Nunung’s approach is actually similar, but her starting point is different. While Bunga starts with her memory or perceptions of spaces, Nunung starting with observing a subject closely until sketches arise in her mind, then she involves her other senses “to provide additional perspectives about the universe and a spiritual state that allows one to sense the universe as a vibration and the centre of all things” observes curator Emmo Italiander. He explains further, “this process requires the artist to develop sensitivity for lines, shapes and colours, and to be able to express what she has in her mind, in her innermost soul, into a new shape, a shape that follows her heart.” Nunung’s approach seems more emotional and spiritual, while Bunga’s artistic approach seems to be more empirical and rational.
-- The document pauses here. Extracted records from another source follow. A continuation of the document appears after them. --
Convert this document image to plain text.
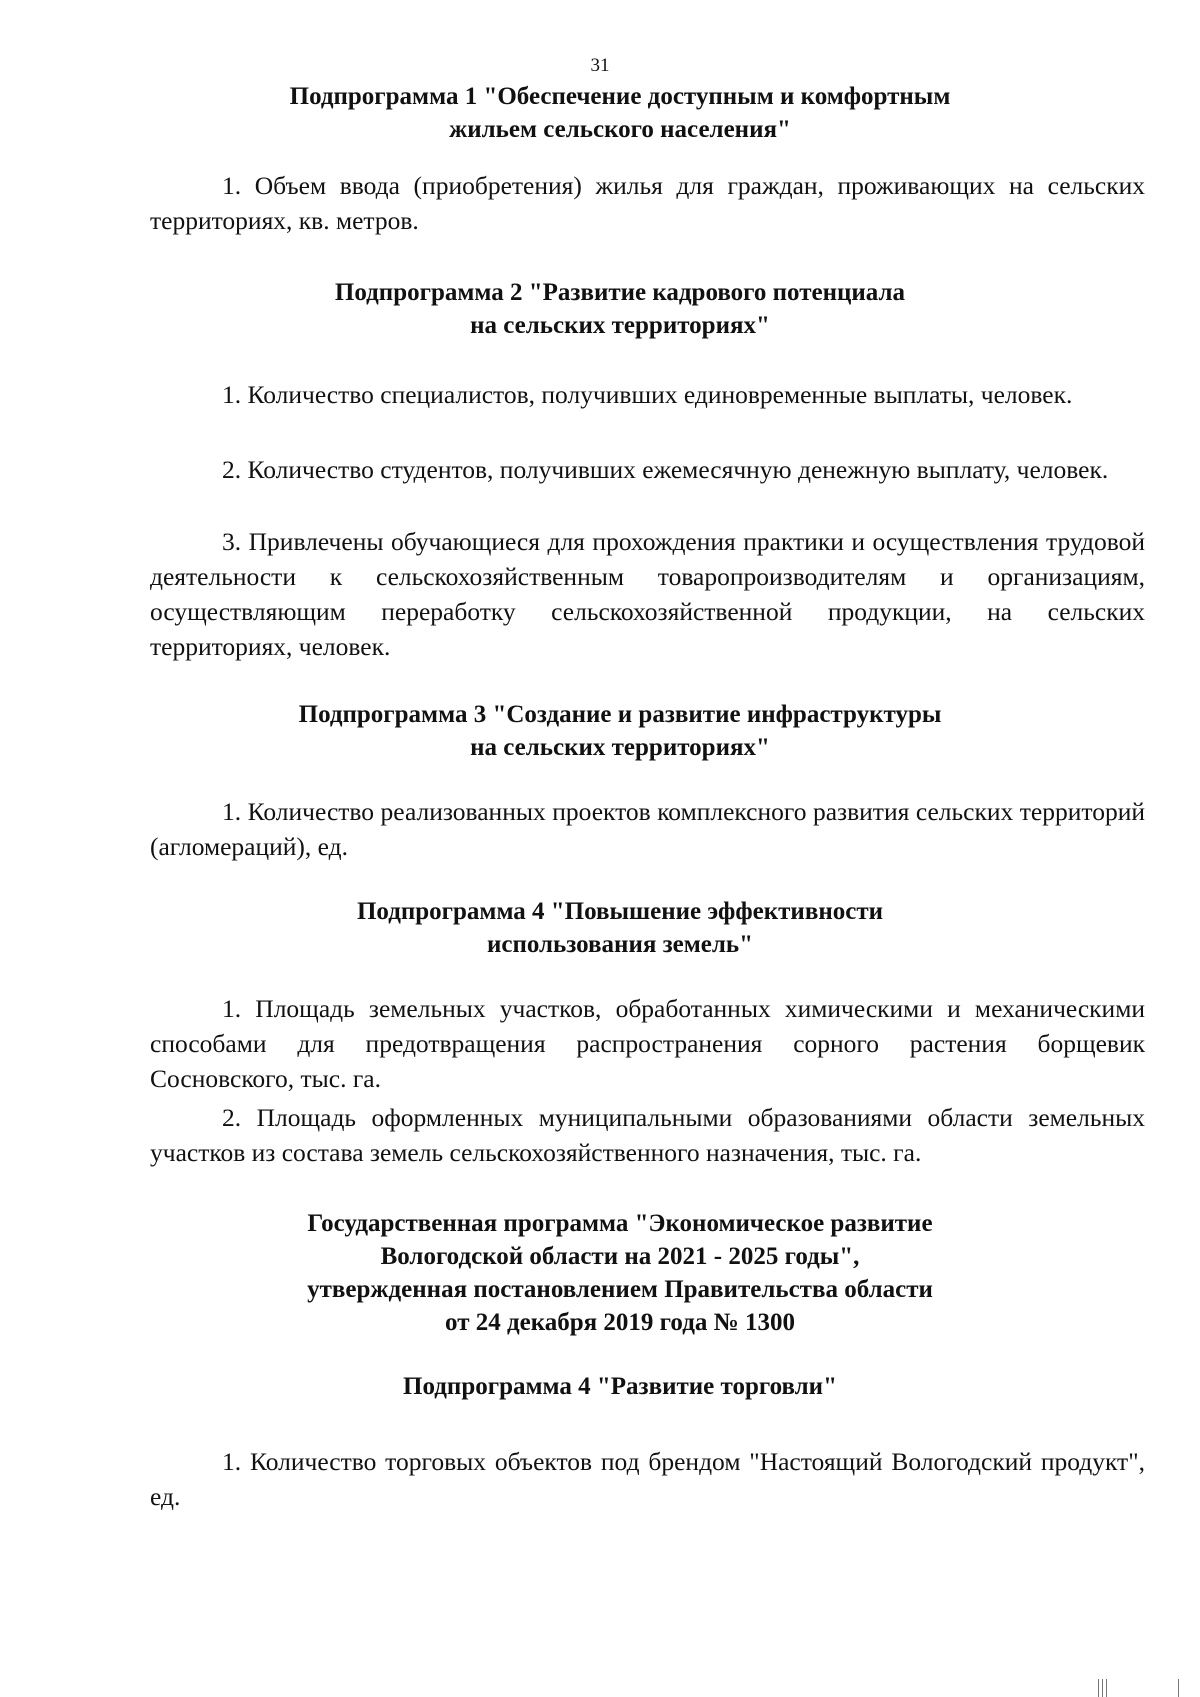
31
Подпрограмма 1 "Обеспечение доступным и комфортным
жильем сельского населения"
1. Объем ввода (приобретения) жилья для граждан, проживающих на сельских территориях, кв. метров.
Подпрограмма 2 "Развитие кадрового потенциала
на сельских территориях"
1. Количество специалистов, получивших единовременные выплаты, человек.
2. Количество студентов, получивших ежемесячную денежную выплату, человек.
3. Привлечены обучающиеся для прохождения практики и осуществления трудовой деятельности к сельскохозяйственным товаропроизводителям и организациям, осуществляющим переработку сельскохозяйственной продукции, на сельских территориях, человек.
Подпрограмма 3 "Создание и развитие инфраструктуры
на сельских территориях"
1. Количество реализованных проектов комплексного развития сельских территорий (агломераций), ед.
Подпрограмма 4 "Повышение эффективности
использования земель"
1. Площадь земельных участков, обработанных химическими и механическими способами для предотвращения распространения сорного растения борщевик Сосновского, тыс. га.
2. Площадь оформленных муниципальными образованиями области земельных участков из состава земель сельскохозяйственного назначения, тыс. га.
Государственная программа "Экономическое развитие
Вологодской области на 2021 - 2025 годы",
утвержденная постановлением Правительства области
от 24 декабря 2019 года № 1300
Подпрограмма 4 "Развитие торговли"
1. Количество торговых объектов под брендом "Настоящий Вологодский продукт", ед.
The more experienced Nunung also seems freer and more experimental in her choice of medium. Nunung often uses oiled-paper and Chinese painting paper to create horizontal and vertical lines on her paintings. “Most people use oil-paper to wrap foods, but I use it for painting”, she exclaimed. “In human life there’s always a horizontal and vertical line. I represent the horizontal lines as the relationship between humans, and the vertical one as the relationship between humans and their God,” she explains. Indeed, some of her works would remind viewers to the works of Mondrian, who also theorised about the significance of the horizontal and vertical in similar ways.
“Regardless of form and colour, everything is a spiritual experience connected to the abstract form that stems from the self. For me, abstract is a transcendental journey that consists of three, always present, components: magical, mystical and spiritual. For me there is a reality behind the universe. Indeed, understanding abstract art, abstract painting in particular, should not be done with the naked eye. The observer should see it with the heart or with a clear conscience,” Nunung said.
Bunga seems not yet as sophisticated conceptually, but she is young and her experiences as well as her willingness to explore and experiment should make her grow and develop her artistic concepts soon too. Besides a small number of paintings in her solo exhibition, she also prepared an anamorphic installation titled “Brainville, let’s get in.” In this experiment Bunga projected her painting into a three-dimensional ‘plane’, which collides with pillars, walls, ceilings, and also the floor of the space. At a glance it looks like fragments of colour fields chopped and separated from each other. Viewed from a certain vantage point, the separation is then ‘reunited’, forming a typical flat formal configuration commonly found in her paintings. By presenting this rather unusual perceptual experience, Bunga indirectly reminds us that reality depends on perspective. This metaphor would be relevant to the construction of inner values in our culture today: truth is relative and not always certain. Perception alone is no longer able to be a single instrument to ‘see’ reality. It is necessary to adjust one’s perspective in building the meaning of the truth around reality.
Bunga can certainly learn a lot from Nunung, but Nunung may also still learn something from Bunga. “Don’t you copy his paintings, don’t you follow his life experiences, but examine his spirit of life!” reminded Nashar of the merit of master painters. Indeed, learning the spirit of life, does not have to be of master painters, but of anyone who has a great spirit in their approach to life and their work.